Besu is an Ethereum execution layer client built by Hyperledger using the Java programming language under the Apache 2.0 license, allowing engineers to run Ethereum nodes.

Developers can interact with Besu using the command line and JSON-RPC API, accessible via RPC, HTTP, or WebSockets. Besu is used for ETH mining and engineering smart contracts or decentralized applications.

How to Set Up the Besu Client on MacOS

brew tap hyperledger/besu

brew install hyperledger/besu/besu

4. Nethermind

Nethermind is an Ethereum execution layer client built on the .NET core that allows engineers to develop on Ethereum nodes.

How to Set Up the Nethermind Client on MacOS

brew tap nethermindeth/nethermind

brew install nethermind

What is the consensus layer?

The consensus layer serves as the new backend infrastructure for the Ethereum blockchain, hosting and verifying the efficacy of validators.

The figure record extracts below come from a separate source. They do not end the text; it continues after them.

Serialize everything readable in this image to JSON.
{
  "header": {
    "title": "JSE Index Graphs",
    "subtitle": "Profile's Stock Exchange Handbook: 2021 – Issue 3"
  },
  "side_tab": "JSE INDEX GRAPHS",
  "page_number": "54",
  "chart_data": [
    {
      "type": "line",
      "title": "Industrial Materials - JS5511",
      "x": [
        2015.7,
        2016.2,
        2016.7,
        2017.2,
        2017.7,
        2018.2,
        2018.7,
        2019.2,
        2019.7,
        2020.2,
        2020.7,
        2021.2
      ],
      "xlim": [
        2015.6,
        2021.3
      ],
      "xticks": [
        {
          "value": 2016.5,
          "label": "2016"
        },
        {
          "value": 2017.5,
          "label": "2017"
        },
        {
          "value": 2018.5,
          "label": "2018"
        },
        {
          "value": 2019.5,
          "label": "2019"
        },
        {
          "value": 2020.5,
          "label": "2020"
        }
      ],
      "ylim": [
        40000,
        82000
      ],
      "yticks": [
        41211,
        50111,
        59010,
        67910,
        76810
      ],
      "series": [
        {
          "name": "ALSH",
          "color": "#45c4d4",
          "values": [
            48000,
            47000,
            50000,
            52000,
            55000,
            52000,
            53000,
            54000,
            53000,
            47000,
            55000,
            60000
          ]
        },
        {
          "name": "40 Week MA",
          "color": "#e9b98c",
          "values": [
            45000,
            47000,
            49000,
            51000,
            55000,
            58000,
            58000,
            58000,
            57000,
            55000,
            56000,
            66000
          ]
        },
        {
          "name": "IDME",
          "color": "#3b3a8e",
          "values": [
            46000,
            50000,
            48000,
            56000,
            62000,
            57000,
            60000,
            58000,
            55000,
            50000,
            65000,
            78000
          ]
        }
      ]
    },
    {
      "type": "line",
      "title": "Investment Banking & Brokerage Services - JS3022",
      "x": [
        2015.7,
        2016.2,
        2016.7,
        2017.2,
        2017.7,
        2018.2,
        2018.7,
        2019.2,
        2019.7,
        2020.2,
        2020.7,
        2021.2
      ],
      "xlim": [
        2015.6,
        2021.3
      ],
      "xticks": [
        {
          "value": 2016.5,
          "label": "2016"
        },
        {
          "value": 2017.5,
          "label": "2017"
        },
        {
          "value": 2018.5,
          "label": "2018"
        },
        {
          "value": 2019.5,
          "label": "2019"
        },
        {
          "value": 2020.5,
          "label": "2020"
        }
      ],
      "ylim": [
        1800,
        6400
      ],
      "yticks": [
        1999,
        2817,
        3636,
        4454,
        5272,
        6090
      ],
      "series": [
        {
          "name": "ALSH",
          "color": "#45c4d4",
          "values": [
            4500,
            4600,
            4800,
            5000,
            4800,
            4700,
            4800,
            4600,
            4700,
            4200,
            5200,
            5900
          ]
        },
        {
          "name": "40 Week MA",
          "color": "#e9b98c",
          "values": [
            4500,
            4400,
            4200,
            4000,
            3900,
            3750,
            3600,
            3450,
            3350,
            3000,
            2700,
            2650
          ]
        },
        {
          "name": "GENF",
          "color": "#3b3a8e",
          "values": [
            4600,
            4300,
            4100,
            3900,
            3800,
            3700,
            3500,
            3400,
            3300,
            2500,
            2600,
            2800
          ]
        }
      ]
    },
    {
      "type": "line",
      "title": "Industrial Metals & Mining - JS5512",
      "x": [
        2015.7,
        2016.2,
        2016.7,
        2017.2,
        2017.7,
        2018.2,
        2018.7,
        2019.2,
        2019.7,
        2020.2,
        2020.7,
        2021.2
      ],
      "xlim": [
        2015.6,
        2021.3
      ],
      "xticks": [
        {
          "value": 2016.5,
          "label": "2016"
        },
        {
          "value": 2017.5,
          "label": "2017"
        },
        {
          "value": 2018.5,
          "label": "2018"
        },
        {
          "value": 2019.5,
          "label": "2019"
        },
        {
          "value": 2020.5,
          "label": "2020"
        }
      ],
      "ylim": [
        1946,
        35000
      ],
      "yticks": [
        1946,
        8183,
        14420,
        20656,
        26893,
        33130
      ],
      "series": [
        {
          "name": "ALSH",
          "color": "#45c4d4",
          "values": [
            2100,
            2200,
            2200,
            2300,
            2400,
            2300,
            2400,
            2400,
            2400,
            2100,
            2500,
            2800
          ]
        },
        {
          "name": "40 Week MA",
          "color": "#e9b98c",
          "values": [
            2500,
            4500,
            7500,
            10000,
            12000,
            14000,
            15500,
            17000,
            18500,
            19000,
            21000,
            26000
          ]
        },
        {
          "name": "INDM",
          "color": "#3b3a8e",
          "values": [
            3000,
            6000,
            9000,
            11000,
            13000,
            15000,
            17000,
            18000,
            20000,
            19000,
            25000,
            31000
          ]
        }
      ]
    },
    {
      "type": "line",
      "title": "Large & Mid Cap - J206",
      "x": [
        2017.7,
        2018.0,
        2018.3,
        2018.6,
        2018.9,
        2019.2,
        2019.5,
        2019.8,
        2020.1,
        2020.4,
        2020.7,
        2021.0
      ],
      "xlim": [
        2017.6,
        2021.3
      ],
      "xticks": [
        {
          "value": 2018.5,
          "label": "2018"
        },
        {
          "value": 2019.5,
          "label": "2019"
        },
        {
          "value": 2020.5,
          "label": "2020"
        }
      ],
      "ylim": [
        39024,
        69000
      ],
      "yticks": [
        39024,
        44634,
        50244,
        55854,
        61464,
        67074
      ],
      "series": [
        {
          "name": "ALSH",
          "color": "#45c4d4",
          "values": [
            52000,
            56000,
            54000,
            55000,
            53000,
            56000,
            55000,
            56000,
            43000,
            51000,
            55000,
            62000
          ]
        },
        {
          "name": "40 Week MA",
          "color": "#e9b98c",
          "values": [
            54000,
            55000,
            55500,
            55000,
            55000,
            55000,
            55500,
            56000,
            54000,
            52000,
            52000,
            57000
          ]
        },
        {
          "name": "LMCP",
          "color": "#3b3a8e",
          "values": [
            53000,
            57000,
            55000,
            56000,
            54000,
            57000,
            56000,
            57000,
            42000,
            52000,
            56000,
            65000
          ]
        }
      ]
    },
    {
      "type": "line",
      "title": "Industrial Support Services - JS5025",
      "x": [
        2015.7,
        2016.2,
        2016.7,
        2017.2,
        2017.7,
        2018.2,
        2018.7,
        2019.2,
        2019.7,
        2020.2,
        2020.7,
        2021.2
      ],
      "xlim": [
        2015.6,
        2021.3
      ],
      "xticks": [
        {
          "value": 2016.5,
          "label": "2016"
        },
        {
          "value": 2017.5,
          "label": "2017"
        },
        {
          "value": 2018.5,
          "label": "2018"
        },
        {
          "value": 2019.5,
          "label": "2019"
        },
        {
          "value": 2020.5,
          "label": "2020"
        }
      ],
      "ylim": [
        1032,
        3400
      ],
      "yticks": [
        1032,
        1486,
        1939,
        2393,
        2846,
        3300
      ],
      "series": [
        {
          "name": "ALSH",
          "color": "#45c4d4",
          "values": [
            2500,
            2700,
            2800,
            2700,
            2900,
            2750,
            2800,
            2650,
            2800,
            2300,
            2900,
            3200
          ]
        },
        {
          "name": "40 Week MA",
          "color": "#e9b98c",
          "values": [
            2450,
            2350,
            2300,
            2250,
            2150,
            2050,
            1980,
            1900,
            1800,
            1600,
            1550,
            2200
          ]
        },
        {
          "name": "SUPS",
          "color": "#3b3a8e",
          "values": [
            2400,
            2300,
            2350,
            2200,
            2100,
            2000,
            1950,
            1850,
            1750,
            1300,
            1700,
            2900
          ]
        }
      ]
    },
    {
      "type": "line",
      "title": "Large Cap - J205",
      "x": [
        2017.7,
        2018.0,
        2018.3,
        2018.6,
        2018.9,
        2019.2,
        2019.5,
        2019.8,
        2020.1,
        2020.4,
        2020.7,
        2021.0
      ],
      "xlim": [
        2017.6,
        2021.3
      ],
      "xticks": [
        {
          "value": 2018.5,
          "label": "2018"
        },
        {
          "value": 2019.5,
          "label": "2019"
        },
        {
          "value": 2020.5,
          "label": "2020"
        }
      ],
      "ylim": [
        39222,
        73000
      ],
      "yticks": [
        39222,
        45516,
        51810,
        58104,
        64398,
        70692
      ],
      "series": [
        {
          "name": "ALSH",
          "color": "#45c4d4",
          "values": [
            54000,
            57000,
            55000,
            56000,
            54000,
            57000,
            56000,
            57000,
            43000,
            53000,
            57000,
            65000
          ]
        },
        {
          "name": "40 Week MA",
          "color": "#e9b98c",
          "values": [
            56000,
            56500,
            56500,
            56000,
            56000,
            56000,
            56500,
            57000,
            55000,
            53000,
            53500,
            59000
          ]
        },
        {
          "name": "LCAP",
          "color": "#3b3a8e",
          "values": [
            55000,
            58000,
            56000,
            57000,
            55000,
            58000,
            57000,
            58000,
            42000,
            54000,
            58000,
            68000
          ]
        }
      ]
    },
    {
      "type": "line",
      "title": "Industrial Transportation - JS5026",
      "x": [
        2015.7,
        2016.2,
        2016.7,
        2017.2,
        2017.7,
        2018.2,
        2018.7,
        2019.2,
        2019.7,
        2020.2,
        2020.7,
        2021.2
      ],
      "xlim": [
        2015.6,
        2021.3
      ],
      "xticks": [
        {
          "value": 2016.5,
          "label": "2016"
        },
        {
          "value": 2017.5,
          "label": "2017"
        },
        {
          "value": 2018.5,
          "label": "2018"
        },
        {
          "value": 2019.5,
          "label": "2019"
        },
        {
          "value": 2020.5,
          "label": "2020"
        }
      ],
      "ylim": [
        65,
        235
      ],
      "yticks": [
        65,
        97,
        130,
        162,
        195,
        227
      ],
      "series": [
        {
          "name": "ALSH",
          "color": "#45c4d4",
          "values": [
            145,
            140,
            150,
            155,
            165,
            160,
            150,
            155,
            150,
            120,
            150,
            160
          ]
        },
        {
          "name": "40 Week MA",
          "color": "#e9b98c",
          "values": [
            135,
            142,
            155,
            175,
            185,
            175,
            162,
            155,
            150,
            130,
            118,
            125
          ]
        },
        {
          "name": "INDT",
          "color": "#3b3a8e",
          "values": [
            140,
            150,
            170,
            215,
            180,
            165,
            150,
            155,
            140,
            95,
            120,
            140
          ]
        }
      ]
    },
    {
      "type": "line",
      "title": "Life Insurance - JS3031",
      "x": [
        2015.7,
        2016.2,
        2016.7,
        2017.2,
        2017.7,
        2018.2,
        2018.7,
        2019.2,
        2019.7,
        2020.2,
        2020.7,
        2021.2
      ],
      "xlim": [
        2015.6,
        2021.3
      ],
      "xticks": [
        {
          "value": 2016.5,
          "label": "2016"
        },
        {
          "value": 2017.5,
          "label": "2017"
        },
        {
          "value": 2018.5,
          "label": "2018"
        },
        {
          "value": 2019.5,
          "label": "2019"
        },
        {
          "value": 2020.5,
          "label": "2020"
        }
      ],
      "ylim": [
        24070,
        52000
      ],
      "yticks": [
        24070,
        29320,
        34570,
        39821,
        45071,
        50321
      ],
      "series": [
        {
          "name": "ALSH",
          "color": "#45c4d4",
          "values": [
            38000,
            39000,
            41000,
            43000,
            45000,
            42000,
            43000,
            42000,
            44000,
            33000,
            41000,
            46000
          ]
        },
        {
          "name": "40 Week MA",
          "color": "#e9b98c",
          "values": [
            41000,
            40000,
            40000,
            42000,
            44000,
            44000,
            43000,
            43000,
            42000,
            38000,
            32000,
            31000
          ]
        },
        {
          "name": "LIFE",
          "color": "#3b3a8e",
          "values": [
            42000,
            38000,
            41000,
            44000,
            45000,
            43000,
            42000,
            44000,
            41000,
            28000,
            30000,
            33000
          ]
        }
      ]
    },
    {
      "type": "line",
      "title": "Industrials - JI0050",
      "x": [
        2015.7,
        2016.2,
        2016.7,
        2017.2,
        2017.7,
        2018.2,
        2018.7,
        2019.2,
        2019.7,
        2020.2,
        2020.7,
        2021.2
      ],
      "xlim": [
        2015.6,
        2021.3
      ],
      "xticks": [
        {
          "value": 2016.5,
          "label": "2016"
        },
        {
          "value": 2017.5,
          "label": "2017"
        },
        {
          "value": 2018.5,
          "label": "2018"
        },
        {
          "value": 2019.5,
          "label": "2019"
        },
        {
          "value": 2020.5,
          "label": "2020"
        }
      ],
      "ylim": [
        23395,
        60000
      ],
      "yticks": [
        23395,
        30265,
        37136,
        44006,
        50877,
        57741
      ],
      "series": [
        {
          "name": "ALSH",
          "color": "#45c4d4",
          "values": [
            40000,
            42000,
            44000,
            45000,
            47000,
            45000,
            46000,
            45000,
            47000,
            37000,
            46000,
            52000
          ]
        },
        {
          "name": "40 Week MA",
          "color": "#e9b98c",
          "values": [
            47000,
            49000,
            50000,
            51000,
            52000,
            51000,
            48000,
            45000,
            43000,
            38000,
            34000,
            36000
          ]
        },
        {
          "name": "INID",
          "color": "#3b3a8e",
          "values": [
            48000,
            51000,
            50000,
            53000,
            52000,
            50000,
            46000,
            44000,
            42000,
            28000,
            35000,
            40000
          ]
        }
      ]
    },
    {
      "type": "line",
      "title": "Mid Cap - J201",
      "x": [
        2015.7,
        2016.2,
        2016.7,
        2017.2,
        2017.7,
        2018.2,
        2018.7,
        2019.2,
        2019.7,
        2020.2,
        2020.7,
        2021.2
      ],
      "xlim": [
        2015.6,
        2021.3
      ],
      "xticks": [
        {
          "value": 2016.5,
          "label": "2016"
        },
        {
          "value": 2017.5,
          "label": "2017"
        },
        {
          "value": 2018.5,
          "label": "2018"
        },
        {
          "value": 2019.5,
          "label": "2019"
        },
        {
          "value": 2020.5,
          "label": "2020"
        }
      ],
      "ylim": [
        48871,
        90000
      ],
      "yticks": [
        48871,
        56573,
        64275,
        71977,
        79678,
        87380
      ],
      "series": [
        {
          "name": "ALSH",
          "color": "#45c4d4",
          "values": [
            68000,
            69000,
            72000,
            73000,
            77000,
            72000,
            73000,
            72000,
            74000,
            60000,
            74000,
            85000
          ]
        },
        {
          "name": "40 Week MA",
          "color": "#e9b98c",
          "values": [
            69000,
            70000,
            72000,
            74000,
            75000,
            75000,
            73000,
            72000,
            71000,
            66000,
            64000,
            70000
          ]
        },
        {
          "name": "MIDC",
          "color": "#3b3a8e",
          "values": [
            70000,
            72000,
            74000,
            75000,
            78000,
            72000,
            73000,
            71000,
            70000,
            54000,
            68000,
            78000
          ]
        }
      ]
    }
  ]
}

In the PoS model, the validation occurs in the form of staking, where validators stake ETH, Ethereum's native token, as collateral, which incentives, them to act properly at the risk of losing their ETH through slashing.

What are the Ethereum consensus layer clients?

Several consensus layer clients exist including Lighthouse, Prysm, Nimbus, Teku, and Lodestar.

1. Lighthouse

Lighthouse is a consensus layer client developed by Sigma Prime and written in the Rust programming language. Lighthouse’s implementation emphasizes security and performance speed amidst the Ethereum merge to PoS. 

How to Set Up the Lighthouse Client on MacOS

brew install lighthouse

2. Prysm

Prysm is a consensus layer client developed by Prysmatic Labs in the Go programming language. Prysm’s implementation comprehensively incorporates Ethereum’s PoS and staking protocol, while placing a strong focus on security and reliability.

How to Set Up the Prysm Client on MacOS

mkdir prysm && cd prysm

curl https://raw.githubusercontent.com/prysmaticlabs/prysm/master/prysm.sh --output prysm.sh && chmod +x prysm.sh

3. Nimbus

Nimbus is a consensus layer client developed using the Rust programming language. Nimbus’ consensus layer client implementation concentrates on developing a lightweight client that is capable of being hosted on a wide range of hardware devices.

How to Set Up the Nimbus Client on MacOS

git clone https://github.com/status-im/nimbus-eth1

cd nimbus-eth1

make update

make nimbus

./build/nimbus

4. Teku

Teku is a consensus layer client developed by the Besu team, using the Java programming language. Teku’s implementation targets institutional investors rather than the general public. 

How to Set Up the Teku Client on MacOS

brew tap ConsenSys/teku

brew install ConsenSys/teku/teku

5. Lodestar

Lodestar is a consensus layer client developed by ChainSafe Systems in the Typescript programming language. Lodestar is developed to be a deployable and lightweight client while appealing to Typescript and Javascript developers.

How to Set Up the Lodestar Client on MacOS

npm install -g @chainsafe/lodestar-cli

Conclusion

With the successful merge of the Goerli and Prater testnet on August 10th, 2022, the Ethereum Proof-of-Work blockchain and the Proof-of-Stake Beacon Chain are scheduled to merge at Terminal Total Difficulty (TTD) 58750000000000000000000, which is in the middle of September, 2022.